# Connecting Smart Phone / tablet via vga



## A_D (May 29, 2006)

Hi,

The network kvm had a few issues recently (due to faulty cable)...tried a different one which worked fine.....awaiting replacement..
ANYWHO... My question is is there anyway to connect your tablet/smart phone to view a server's screen (im guessing by VGA). I've had issues in the past where a server would fail to respond because it hadnt restarted properly (stuck at the boot screen)...in such cases, where you don't have access to a monitor in the room to check.

Any suggestions? ...


----------



## sobeit (Nov 11, 2007)

you may be able to connect remotely without vga, see if the following is of any help.
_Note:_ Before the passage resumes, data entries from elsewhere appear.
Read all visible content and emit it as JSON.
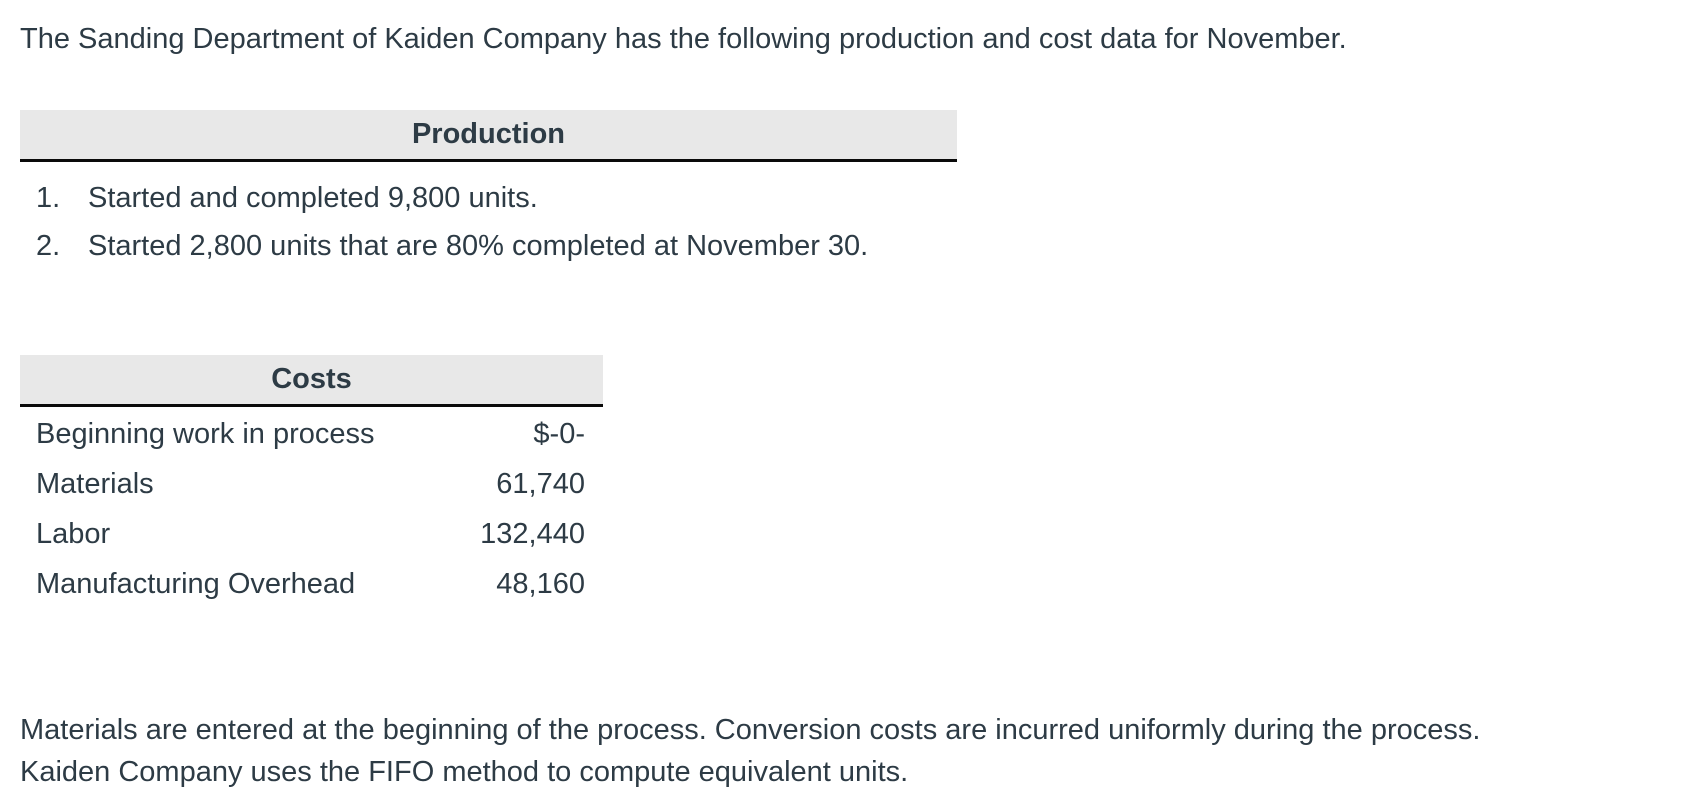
{
  "intro": "The Sanding Department of Kaiden Company has the following production and cost data for November.",
  "production": {
    "title": "Production",
    "items": [
      {
        "number": "1.",
        "text": "Started and completed 9,800 units."
      },
      {
        "number": "2.",
        "text": "Started 2,800 units that are 80% completed at November 30."
      }
    ]
  },
  "costs": {
    "title": "Costs",
    "rows": [
      {
        "label": "Beginning work in process",
        "value": "$-0-"
      },
      {
        "label": "Materials",
        "value": "61,740"
      },
      {
        "label": "Labor",
        "value": "132,440"
      },
      {
        "label": "Manufacturing Overhead",
        "value": "48,160"
      }
    ]
  },
  "footer": {
    "lines": [
      "Materials are entered at the beginning of the process. Conversion costs are incurred uniformly during the process.",
      "Kaiden Company uses the FIFO method to compute equivalent units."
    ]
  },
  "colors": {
    "text": "#2d3b45",
    "header_background": "#e8e8e8",
    "header_border": "#0a0a0a",
    "page_background": "#ffffff"
  }
}
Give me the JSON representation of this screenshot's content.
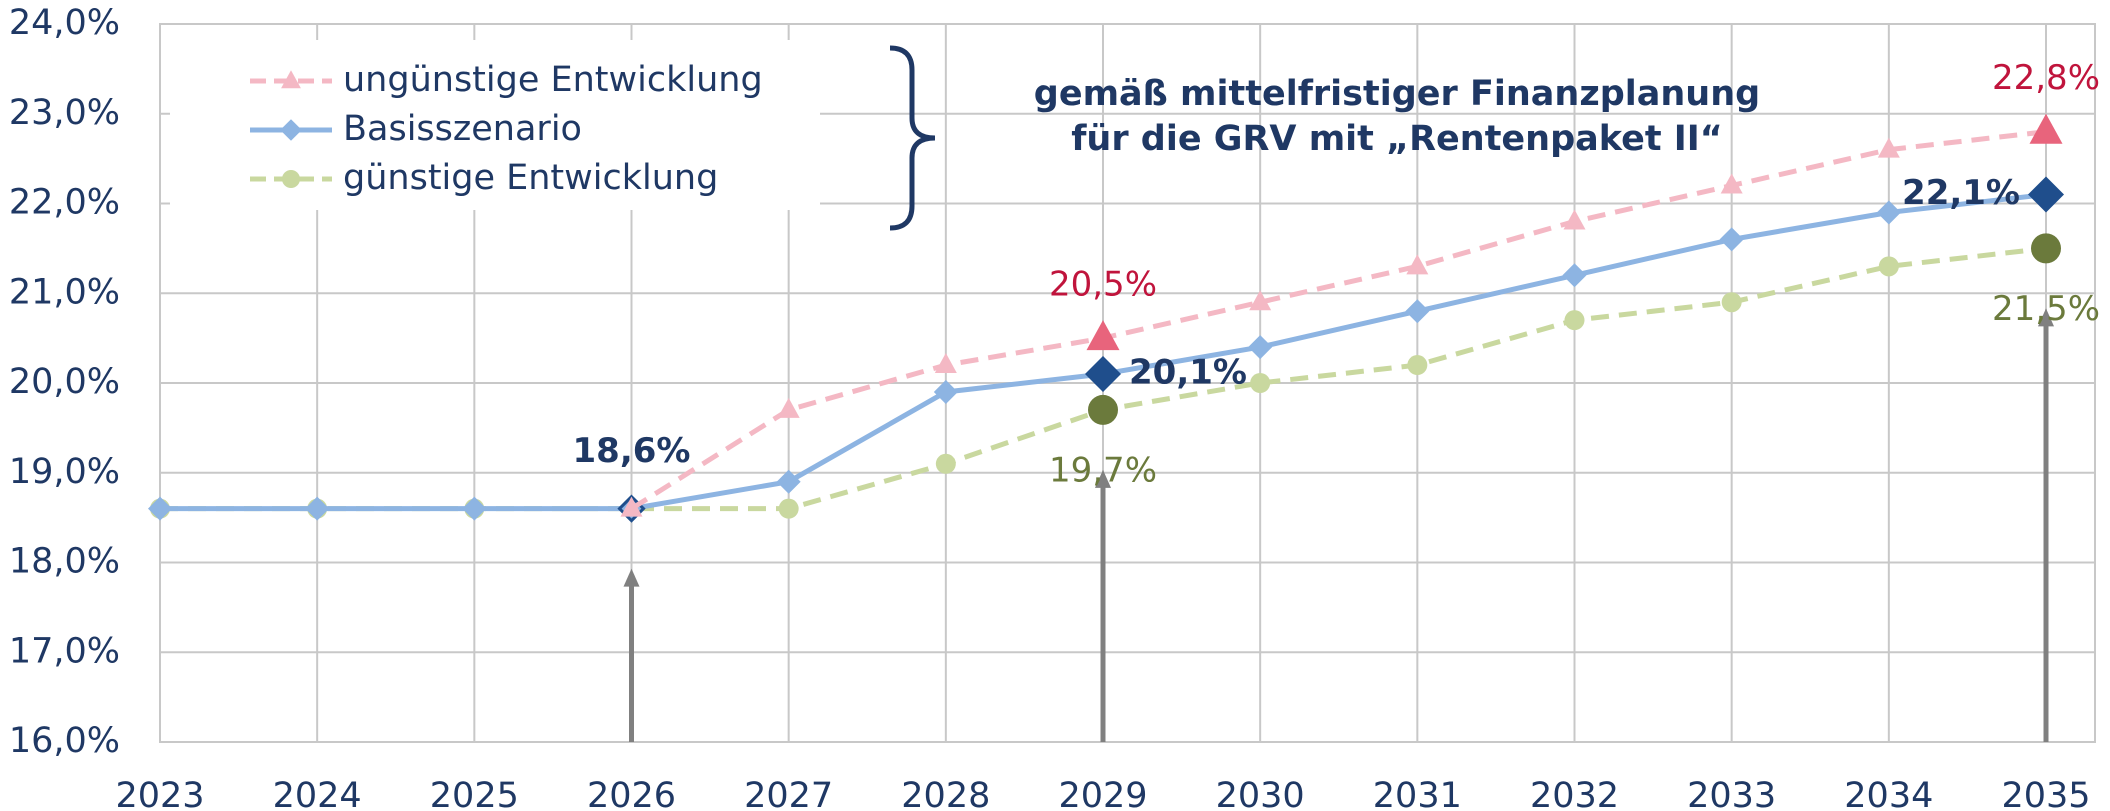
{
  "chart_data": {
    "type": "line",
    "annotation": [
      "gemäß mittelfristiger Finanzplanung",
      "für die GRV mit „Rentenpaket II“"
    ],
    "categories": [
      "2023",
      "2024",
      "2025",
      "2026",
      "2027",
      "2028",
      "2029",
      "2030",
      "2031",
      "2032",
      "2033",
      "2034",
      "2035"
    ],
    "ylim": [
      16,
      24
    ],
    "yticks": [
      {
        "value": 16,
        "label": "16,0%"
      },
      {
        "value": 17,
        "label": "17,0%"
      },
      {
        "value": 18,
        "label": "18,0%"
      },
      {
        "value": 19,
        "label": "19,0%"
      },
      {
        "value": 20,
        "label": "20,0%"
      },
      {
        "value": 21,
        "label": "21,0%"
      },
      {
        "value": 22,
        "label": "22,0%"
      },
      {
        "value": 23,
        "label": "23,0%"
      },
      {
        "value": 24,
        "label": "24,0%"
      }
    ],
    "grid": true,
    "legend": "top-left",
    "series": [
      {
        "name": "ungünstige Entwicklung",
        "color": "#f4b8c4",
        "highlight_color": "#e8647c",
        "label_color": "#c0143c",
        "marker": "triangle",
        "dashed": true,
        "values": [
          null,
          null,
          null,
          18.6,
          19.7,
          20.2,
          20.5,
          20.9,
          21.3,
          21.8,
          22.2,
          22.6,
          22.8
        ],
        "value_labels": [
          null,
          null,
          null,
          null,
          null,
          null,
          "20,5%",
          null,
          null,
          null,
          null,
          null,
          "22,8%"
        ]
      },
      {
        "name": "Basisszenario",
        "color": "#8db4e2",
        "highlight_color": "#1f4e8c",
        "label_color": "#1f3864",
        "marker": "diamond",
        "dashed": false,
        "values": [
          18.6,
          18.6,
          18.6,
          18.6,
          18.9,
          19.9,
          20.1,
          20.4,
          20.8,
          21.2,
          21.6,
          21.9,
          22.1
        ],
        "value_labels": [
          null,
          null,
          null,
          "18,6%",
          null,
          null,
          "20,1%",
          null,
          null,
          null,
          null,
          null,
          "22,1%"
        ]
      },
      {
        "name": "günstige Entwicklung",
        "color": "#c9d89f",
        "highlight_color": "#6b7a3c",
        "label_color": "#6b7a3c",
        "marker": "circle",
        "dashed": true,
        "values": [
          18.6,
          18.6,
          18.6,
          18.6,
          18.6,
          19.1,
          19.7,
          20.0,
          20.2,
          20.7,
          20.9,
          21.3,
          21.5
        ],
        "value_labels": [
          null,
          null,
          null,
          null,
          null,
          null,
          "19,7%",
          null,
          null,
          null,
          null,
          null,
          "21,5%"
        ]
      }
    ]
  }
}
How to Access a Windows Desktop From Your Tablet or Phone


----------



## A_D (May 29, 2006)

the above only allows for connection provided there is a network connection. I understand this would work for me only because i have a network KVM installed. I just thought someone could point me in the direction of a physical cable as not all of our servers are on the KVM


----------



## 2xg (Aug 5, 2009)

Hi there,

If you need to project your Tablet or even a laptop into a computer monitor you may try a VGA adapter that's similar to this one. But you need the opposite, the only thing that I'd suggest and also practical is to have a spare VGA cable to connect to your Server's monitor to that you won't have to unplug any VGA cables connected to the KVM.

Another thing.... might be good to have a spare cable. :grin:


> The network kvm had a few issues recently (due to faulty cable)...tried a different one which worked fine.....awaiting replacement..


----------



## JimE (Apr 16, 2009)

Phones and tablets don't have video inputs. They have video outputs, usually HDMI. 

Unless I misread what you are trying to do. Keep a spare monitor on hand. A small 17" LCD is easily portable.


----------